You are welcoming a new baby to the family. Congratulations! Breastfeeding is one of the healthiest, most rewarding things a mom can do for her baby. It is only natural that you want to support the new mother in breastfeeding and to make it as easy as possible for her to succeed. Here are a few tips that you may find helpful along the way.


1. Learn more about breastfeeding before the baby arrives. Reading books and articles from respected, evidence-based resources can help you gain a better understanding of how breastfeeding works and what to expect. Talking to other mothers about their breastfeeding experiences can also be a valuable way to learn.
2. Support her choice to breastfeed. Let her know you’ll do what you can to help her breastfeed as long as she desires. Don’t try to persuade her to offer bottles of breastmilk or formula when not medically indicated. Remember that there are many ways for family members to bond with the baby besides feeding.
3. Bring her water or her favorite beverage and a snack. Breastfeeding can make moms feel thirsty and hungry. New moms tend to care for their babies before themselves, and their own needs may go temporarily unmet without a little help. A refreshing drink of water in the middle of a marathon feeding can really make a new mom’s day!
4. Give her a break. After she breastfeeds her baby, offer to hold, rock, or carry the baby in a sling or front carrier while she rests (or showers, or goes for a walk around the block, or…). Assure Mom you will let her know when baby shows early signs of hunger.
5. Help her with baby care. Offer to change the baby’s diaper or bathe the baby while she takes care of her own personal needs.
6. Help with the chores.
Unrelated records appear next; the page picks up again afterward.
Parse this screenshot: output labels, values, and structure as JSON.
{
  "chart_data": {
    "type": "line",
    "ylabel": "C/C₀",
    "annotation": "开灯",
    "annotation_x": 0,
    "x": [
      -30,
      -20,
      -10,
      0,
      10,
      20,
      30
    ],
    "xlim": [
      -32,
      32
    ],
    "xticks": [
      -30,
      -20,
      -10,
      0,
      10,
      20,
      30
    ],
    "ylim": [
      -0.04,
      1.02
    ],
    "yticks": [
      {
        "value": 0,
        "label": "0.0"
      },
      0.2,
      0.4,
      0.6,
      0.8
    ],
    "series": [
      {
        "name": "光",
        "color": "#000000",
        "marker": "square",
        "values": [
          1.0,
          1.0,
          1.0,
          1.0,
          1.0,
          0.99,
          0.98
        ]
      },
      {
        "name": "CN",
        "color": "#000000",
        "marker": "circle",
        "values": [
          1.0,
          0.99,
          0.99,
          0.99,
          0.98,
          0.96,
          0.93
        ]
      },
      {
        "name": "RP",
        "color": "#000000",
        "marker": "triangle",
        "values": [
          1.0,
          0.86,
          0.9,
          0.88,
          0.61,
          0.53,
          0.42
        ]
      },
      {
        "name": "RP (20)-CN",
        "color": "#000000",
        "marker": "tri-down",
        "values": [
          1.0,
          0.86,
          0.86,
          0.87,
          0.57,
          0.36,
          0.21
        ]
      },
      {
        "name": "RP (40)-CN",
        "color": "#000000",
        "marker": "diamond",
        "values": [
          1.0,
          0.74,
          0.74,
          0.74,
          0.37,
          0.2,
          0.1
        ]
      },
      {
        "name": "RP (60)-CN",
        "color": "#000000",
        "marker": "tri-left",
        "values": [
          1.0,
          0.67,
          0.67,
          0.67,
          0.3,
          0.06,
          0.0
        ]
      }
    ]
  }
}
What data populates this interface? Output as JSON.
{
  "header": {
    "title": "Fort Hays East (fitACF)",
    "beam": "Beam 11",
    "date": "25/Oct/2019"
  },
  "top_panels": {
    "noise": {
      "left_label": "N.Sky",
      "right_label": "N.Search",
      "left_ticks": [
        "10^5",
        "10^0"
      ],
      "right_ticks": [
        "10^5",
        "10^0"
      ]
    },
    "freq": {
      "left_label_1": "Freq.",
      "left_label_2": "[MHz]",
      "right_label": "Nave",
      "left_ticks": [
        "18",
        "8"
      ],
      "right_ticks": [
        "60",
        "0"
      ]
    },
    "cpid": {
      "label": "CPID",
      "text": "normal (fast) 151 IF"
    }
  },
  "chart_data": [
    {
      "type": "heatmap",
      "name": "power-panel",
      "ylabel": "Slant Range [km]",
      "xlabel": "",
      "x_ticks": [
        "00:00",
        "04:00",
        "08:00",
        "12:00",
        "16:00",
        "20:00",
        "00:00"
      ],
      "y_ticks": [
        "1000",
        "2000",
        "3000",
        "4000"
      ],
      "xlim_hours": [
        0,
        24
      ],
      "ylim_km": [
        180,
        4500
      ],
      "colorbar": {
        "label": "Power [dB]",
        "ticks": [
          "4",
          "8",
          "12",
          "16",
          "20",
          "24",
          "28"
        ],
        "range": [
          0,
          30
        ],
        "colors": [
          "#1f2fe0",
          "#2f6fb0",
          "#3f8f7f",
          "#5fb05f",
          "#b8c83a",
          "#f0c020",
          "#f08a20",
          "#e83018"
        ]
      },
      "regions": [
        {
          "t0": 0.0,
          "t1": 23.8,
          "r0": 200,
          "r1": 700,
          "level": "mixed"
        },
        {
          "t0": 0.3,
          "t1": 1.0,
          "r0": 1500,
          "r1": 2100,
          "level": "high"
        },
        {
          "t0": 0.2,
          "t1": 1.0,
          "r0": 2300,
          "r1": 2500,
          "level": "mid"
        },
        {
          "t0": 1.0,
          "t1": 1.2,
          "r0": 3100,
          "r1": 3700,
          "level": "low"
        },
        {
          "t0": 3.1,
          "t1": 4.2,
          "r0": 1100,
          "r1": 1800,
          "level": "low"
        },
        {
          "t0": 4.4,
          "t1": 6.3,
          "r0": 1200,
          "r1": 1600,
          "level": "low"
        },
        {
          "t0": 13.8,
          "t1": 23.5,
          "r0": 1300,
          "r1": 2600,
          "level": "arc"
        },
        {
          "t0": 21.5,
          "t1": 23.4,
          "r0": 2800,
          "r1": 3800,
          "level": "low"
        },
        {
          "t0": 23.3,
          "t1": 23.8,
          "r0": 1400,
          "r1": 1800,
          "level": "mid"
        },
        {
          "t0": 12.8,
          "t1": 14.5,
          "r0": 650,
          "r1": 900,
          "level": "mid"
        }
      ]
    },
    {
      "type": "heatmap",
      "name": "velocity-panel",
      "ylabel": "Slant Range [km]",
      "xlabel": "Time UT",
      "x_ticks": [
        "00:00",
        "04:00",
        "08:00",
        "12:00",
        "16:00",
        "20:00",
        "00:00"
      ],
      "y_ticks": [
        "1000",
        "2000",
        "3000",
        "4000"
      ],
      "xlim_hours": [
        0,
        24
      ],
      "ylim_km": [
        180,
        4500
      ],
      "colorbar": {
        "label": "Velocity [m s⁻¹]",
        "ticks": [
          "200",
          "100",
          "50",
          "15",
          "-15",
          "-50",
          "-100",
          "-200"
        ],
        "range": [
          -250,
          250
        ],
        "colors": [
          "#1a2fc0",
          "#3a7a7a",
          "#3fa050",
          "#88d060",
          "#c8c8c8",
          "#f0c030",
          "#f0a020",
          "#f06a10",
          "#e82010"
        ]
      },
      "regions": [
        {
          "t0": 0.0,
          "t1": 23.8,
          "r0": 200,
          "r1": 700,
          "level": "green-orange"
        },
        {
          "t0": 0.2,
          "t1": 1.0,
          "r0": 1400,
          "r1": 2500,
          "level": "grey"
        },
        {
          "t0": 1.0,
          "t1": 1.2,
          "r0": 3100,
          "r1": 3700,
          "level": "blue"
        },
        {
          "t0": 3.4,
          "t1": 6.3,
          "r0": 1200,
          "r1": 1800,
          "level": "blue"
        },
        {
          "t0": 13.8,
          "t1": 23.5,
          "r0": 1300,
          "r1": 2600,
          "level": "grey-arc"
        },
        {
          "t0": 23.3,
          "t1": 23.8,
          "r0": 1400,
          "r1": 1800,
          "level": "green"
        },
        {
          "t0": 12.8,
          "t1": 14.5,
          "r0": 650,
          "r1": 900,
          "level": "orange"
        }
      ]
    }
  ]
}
Ask Mom what she needs you to do or ask her to leave a list on the refrigerator. Laundry, vacuuming, sweeping, cooking, dishes, and grocery shopping are chores that most often top the “to do” list.
7. If there are older children, read to them, play with them, or take them out for the afternoon. The one-on-one time will be special for them, and Mom will appreciate the time to bond with her new baby.
8. Entertain house guests and enable Mom to have a quiet space alone with the new baby. During the early weeks it is common for babies to spend a lot of time breastfeeding. Mom will still be healing after birth, and entertaining for long periods of time may be tiresome. She may even feel uncomfortable breastfeeding in front of certain people. Entertaining guests can help take the pressure off of Mom to be sociable and allow her time and space to rest and bond with her baby.
9. Help her deal with criticism about breastfeeding. Remind her of all things she is doing right. Provide her with unbiased, evidence-based information that will help her overcome the criticism (for example, if she is being criticized for not supplementing remind her of how to tell her baby is getting enough milk). If necessary, step in and speak for Mom in a good way.
10. Tell her you’re proud of her for breastfeeding. Your encouragement and support could be the difference between her continuing with breastfeeding as long as she plans to or stopping before she is ready. You are an important part of her success!